濠・裁判所がクラーケンに800万ドルの罰金
オーストラリアの連邦裁判所は、米国を拠点とする仮想通貨取引所クラーケン(Kraken)のオーストラリアの運営会社に対し、同国の企業規制当局の味方をした上で800万オーストラリアドル(約7.8億円)の罰金を科したことが明らかになった。
Legal proceedings launched by ASIC have seen the Australian operator of the Kraken crypto exchange ordered to pay $8 million for unlawfully issuing a credit facility to more than 1,100 Australian customers https://t.co/YH8A4QRMTH pic.twitter.com/nB16fnTMmg
— ASIC Media (@asicmedia) December 12, 2024
ASICが開始した法的手続きにより、オーストラリアの仮想通貨取引所クラーケンの運営者は、1,100人以上のオーストラリアの顧客に違法に信用枠を発行したとして800万ドルの支払いを命じられた
ジョン・ニコラス(John Nicholas)判事は2024年12月12日(木曜日)の判決で、クラーケン・オーストラリアを運営するビット・トレード(Bit Trade)社に対し、60日以内に罰金を支払い、裁判費用を負担するよう命じた。裁判所は、同社が設計と流通の義務を遵守せず、無許可でクレジットファシリティとして行動したと認定。
この罰金は、ASIC(オーストラリア証券投資委員会)が求めていた1,280万ドル(約19.7億円)を下回るもので、同判事はこれを過剰と評したようだ。それでも、250万ドルに制裁金を抑えるという同社の要求を上回っており、裁判官はこれを不十分と判断しており、クラーケンの広報担当者は次のように述べている。

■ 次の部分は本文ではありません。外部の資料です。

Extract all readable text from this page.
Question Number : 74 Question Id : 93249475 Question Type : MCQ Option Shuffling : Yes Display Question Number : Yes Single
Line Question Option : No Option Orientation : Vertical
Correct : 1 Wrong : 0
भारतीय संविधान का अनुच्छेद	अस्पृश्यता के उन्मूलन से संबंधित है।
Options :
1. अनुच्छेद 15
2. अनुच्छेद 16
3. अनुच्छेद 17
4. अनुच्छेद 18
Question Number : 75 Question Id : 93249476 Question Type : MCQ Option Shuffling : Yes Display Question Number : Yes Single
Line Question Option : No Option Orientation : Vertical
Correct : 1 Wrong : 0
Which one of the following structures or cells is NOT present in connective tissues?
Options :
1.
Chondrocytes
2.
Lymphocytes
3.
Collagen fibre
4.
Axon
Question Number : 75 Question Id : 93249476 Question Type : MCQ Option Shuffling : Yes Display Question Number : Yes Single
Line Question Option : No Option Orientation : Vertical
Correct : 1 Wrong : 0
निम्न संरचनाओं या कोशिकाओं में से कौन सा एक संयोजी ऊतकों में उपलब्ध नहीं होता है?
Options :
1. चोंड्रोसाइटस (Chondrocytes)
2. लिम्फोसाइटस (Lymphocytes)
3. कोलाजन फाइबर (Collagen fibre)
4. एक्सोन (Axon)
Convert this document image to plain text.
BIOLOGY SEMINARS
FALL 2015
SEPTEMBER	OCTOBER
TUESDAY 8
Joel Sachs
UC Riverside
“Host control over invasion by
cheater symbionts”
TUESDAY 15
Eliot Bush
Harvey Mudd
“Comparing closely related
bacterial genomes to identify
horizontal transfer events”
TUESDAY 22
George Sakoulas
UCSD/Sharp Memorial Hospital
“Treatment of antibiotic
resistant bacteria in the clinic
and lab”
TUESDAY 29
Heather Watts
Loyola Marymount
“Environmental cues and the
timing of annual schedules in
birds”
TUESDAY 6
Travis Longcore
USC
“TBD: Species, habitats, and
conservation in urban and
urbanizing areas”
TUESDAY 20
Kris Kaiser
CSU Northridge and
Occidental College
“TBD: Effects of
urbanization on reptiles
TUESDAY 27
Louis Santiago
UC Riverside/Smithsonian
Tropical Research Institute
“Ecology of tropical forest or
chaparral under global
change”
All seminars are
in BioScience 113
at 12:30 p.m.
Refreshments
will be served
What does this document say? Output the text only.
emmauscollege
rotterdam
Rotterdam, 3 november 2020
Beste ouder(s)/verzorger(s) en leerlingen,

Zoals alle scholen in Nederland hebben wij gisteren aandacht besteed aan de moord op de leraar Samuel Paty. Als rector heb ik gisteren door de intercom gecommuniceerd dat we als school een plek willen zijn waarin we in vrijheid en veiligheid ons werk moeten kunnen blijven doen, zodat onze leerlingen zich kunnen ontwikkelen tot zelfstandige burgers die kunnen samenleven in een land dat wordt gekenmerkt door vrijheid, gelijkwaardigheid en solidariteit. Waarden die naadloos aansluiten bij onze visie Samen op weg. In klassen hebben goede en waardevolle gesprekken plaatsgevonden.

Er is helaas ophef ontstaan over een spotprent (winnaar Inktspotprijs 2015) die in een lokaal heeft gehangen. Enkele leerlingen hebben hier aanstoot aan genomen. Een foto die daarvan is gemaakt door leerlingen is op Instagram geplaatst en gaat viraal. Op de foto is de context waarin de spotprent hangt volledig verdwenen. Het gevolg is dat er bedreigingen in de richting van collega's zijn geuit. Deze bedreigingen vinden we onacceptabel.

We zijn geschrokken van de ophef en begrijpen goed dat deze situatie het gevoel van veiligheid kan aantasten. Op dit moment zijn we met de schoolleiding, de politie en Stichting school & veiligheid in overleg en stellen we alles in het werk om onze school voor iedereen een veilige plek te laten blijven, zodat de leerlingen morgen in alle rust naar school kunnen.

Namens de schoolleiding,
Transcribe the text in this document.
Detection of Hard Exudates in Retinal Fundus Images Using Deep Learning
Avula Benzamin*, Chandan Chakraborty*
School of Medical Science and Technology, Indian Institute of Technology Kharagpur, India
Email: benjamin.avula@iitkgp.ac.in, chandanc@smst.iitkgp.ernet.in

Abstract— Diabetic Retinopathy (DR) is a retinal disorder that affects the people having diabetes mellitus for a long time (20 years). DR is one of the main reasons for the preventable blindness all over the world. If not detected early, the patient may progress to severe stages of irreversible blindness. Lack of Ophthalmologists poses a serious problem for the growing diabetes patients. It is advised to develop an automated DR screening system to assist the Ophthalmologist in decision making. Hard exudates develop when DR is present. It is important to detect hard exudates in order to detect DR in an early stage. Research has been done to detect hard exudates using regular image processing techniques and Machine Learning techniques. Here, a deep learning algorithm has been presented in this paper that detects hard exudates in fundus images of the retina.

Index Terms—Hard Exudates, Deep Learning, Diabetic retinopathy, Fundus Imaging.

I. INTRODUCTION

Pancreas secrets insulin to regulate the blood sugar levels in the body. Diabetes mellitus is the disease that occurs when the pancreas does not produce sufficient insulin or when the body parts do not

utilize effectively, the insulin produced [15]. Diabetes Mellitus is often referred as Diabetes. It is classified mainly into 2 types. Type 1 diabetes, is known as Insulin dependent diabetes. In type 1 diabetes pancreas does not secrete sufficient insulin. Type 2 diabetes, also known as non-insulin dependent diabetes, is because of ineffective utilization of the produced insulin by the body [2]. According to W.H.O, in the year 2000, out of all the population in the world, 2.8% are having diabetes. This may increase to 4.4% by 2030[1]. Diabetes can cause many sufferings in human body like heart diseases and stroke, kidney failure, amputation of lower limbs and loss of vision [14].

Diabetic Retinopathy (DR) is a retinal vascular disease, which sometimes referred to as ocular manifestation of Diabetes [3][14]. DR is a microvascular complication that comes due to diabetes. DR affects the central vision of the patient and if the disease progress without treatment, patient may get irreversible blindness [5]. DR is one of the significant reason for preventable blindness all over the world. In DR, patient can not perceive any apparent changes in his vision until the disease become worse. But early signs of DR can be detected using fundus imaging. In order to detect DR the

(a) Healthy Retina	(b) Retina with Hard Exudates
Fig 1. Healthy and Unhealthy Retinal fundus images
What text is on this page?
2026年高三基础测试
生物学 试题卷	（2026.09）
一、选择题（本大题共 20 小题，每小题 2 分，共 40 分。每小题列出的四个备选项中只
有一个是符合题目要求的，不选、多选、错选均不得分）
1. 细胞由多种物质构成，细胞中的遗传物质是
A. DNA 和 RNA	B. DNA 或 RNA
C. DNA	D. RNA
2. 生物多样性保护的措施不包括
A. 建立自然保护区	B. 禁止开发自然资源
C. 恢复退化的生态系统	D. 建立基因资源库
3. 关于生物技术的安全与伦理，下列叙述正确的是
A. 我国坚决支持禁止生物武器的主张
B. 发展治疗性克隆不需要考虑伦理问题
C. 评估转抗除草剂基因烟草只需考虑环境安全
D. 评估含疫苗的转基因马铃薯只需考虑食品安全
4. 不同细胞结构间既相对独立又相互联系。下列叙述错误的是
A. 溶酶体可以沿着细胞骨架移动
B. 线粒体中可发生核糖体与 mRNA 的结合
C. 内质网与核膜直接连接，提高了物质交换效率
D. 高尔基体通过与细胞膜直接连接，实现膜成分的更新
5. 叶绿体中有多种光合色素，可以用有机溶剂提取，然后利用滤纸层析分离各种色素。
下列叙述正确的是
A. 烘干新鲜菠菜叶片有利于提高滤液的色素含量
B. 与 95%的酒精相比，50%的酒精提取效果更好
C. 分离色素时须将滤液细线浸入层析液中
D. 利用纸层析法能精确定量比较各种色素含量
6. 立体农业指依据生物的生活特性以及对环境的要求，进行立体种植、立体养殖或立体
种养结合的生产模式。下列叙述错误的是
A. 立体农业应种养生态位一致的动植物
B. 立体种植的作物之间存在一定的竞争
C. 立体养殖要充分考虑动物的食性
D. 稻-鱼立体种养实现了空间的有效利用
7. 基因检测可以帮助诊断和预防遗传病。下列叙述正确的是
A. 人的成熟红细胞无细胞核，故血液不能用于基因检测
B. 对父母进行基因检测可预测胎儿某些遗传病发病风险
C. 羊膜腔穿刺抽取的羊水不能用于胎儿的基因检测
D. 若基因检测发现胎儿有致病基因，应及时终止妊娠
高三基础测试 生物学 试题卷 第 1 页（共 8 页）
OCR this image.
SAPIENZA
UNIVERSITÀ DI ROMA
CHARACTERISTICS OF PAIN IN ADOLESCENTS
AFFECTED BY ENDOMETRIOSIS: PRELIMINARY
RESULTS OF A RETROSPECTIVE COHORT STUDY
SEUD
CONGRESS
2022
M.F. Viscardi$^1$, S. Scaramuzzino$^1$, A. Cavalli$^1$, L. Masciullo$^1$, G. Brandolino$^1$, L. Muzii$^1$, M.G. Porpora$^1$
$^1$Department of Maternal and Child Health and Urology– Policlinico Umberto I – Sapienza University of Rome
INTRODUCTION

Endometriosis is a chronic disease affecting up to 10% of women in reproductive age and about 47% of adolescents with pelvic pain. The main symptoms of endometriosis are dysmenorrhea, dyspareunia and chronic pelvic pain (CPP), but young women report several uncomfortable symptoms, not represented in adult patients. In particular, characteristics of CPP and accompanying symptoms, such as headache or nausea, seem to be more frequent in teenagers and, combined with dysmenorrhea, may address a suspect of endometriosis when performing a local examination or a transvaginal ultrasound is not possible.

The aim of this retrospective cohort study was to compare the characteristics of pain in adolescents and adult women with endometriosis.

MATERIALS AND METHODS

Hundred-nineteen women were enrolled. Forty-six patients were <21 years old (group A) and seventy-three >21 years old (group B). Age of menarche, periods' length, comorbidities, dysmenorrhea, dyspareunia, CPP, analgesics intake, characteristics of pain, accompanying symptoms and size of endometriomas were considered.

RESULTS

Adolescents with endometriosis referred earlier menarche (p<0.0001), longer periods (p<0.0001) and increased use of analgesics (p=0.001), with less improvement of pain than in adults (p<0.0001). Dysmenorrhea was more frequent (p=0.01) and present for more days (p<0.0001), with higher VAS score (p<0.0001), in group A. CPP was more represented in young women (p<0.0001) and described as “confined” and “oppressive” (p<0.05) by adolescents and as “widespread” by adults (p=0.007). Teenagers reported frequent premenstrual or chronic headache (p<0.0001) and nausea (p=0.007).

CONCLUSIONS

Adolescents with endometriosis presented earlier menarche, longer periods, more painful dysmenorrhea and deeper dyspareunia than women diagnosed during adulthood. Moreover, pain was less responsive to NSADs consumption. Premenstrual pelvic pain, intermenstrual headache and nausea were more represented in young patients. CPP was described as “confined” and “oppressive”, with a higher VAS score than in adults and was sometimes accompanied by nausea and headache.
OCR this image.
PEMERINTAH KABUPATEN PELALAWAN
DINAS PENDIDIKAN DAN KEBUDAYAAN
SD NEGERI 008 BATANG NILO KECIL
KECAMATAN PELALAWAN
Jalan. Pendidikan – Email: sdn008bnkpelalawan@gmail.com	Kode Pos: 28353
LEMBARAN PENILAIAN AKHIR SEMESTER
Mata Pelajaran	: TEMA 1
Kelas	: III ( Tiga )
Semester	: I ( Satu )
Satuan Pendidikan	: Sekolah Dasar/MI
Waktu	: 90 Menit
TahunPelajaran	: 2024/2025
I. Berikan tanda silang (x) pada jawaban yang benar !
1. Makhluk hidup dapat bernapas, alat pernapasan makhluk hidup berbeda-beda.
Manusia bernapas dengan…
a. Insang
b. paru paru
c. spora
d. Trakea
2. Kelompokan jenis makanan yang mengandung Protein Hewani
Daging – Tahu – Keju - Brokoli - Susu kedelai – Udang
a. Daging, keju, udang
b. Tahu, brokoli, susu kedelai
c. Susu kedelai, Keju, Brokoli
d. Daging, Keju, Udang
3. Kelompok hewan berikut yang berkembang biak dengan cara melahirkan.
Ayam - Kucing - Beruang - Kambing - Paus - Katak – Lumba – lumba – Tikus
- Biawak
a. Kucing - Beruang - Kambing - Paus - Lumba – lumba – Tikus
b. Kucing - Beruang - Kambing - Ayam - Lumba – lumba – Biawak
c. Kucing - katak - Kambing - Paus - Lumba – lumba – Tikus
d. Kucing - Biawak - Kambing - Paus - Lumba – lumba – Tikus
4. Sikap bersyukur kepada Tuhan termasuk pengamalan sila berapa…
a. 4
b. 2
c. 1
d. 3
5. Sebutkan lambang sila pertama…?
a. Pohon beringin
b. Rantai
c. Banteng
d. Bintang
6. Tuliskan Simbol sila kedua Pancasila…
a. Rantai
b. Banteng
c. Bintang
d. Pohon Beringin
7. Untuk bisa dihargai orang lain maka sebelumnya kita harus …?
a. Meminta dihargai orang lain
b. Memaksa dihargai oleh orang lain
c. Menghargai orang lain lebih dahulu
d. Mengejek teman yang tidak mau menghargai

裁判所がわれわれのコンプライアンスへの取り組みを認めてくれたことはありがたいが、今回の結果には失望している。
対象市場の決定は、投資家に損害を与える可能性も
ニコラス判事は2023年9月にASICがビット・トレード社を提訴した際、同社が法的に義務付けられているTMD(対象市場決定)なしに、ユーザーにレバレッジをかけた仮想通貨や不換紙幣の取引を可能にする“マージンエクステンション”商品を提供していたとして、ASIC側に立っていた。またASICのジョー・ロンゴ(Joe Longo)委員長は12月12日の声明で次のように述べている。
対象市場の決定は、投資家に損害を与える可能性のある商品を不適切に販売しないようにするための基本的なものである。
ロンゴ委員長は、1,100人以上のオーストラリア人がこの商品を利用し、700万ドル(約10億円)以上の手数料と利息を請求され、500万ドル(約7.7億円)以上の損失を被ったと指摘したうえ、次のようにコメントしている。
これは重要な結果です。これは、TMDを持たなかった企業に対するASIC初の罰則であり、デジタル資産企業に対して、規制遵守義務を検討するよう注意を促すものである。
一方で、同判事は声明の中で、「ビットトレードの違反は深刻であり、収益を最大化したいという願望が動機となっていることに納得している」と述べており、証拠金延長はASICが介入するまで現地の会社法を全く考慮することなく提供されたと述べた。
ビット・トレードはASICが同商品のTMDを要求していることを知った後、取引所に対してTMDを作成するか、リテール顧客以外への同商品の提供を制限するよう要求。代わりに、取引所はリテール顧客への商品提供を続けたと同判事は付け加えた。